Information Geography and Inequality

Questions of equality and social justice are as important as ever in the information age. Do Internet technologies give rise to radical social change, or do they just reproduce existing social and economic divisions and relationships?

By changing how people and organisations interact with each other, ICTs disrupt and reconfigure social networks, information and value flows, and geographic space: but who exactly profits?

Featured Research

TRANSNET

Contemporary urban policy makers face a critical challenge over the next decade or so: transport infrastructures need to be able to cope with growing (and increasingly mobile) populations, yet central and local governments are operating in an era of austerity where major new investment in infrastructure is unlikely.

Data science and data-centric engineering offer a potential solution to this problem. The availability of new data is transforming the way we study human behaviour as well as plan and operate infrastructure. Along with data from sensors, crowd-sourced data, social data, and administrative data have also all greatly increased. Millions of volunteers contribute geographic data to platforms like OpenStreetMap, while huge swaths of social data (e.g., online reviews, posts on social networking sites, etc.) augment our physical space with additional data. Administrative and government processes are digital, available in real-time and more easily linked and searched than ever before.

This project seeks to understand how these additional data sources complement sensor data to give us a deeper understanding of human behaviour and improve modelling and prediction tasks. It also seeks to innovate in ways to visualise and analyse this data quickly, extending previous work on generating tile maps algorithmically.

Latest Books and Reports

Academic Spotlight

Professor Mark Graham is Professor of Internet Geography at the OII, asking how people and places are ever more defined by, and made visible through, not only their traditional physical locations and properties, but also their virtual attributes and digital shadows.
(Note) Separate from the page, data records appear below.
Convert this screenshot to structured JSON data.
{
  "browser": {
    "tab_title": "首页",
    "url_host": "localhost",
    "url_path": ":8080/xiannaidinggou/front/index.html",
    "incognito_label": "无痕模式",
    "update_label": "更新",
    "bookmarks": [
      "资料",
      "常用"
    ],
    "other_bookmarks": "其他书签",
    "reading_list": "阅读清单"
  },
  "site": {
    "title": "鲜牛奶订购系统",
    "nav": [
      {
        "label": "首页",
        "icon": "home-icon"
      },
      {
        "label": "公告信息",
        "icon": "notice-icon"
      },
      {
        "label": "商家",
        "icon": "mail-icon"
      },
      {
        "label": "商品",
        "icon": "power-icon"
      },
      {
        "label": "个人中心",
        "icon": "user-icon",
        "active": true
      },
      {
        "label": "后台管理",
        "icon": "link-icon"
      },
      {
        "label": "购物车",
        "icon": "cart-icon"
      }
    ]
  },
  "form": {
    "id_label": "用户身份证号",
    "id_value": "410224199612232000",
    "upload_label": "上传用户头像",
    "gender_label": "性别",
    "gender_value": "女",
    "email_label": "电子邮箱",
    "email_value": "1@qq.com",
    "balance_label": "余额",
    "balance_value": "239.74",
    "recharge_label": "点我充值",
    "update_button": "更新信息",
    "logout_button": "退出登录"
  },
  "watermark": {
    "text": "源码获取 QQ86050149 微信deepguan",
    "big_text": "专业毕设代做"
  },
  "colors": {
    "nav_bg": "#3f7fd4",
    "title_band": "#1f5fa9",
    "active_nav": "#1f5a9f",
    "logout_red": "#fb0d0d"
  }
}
His work covers a diverse range of topics, including digital labour, the gig economy, internet geographies, and ICTs and development. His research has been published in journals including Information, Communication & Society, Sociology, The Journal of Development Studies, and Urban Geography, and he is an editor of Environment and Planning A. Professor Graham has authored and edited books published by Polity, Routledge, and Oxford University Press.

Graham is one of the founders of the participatory action research project called the Fairwork Project, founded in 2018, which has brought together a team of 22 labour sociologists and lawyers. Bringing together stakeholders – including workers, trade unions, platforms, and policy makers – the project aims to set minimum fair work standards for the gig economy and frequently reports on platforms’ working conditions. Other projects he has worked on have studied knowledge economies in Africa, the ‘planetary labour market’, and the inequalities of Wikipedia.

At the OII, he teaches the course Digital Capitalism and its Inequalities.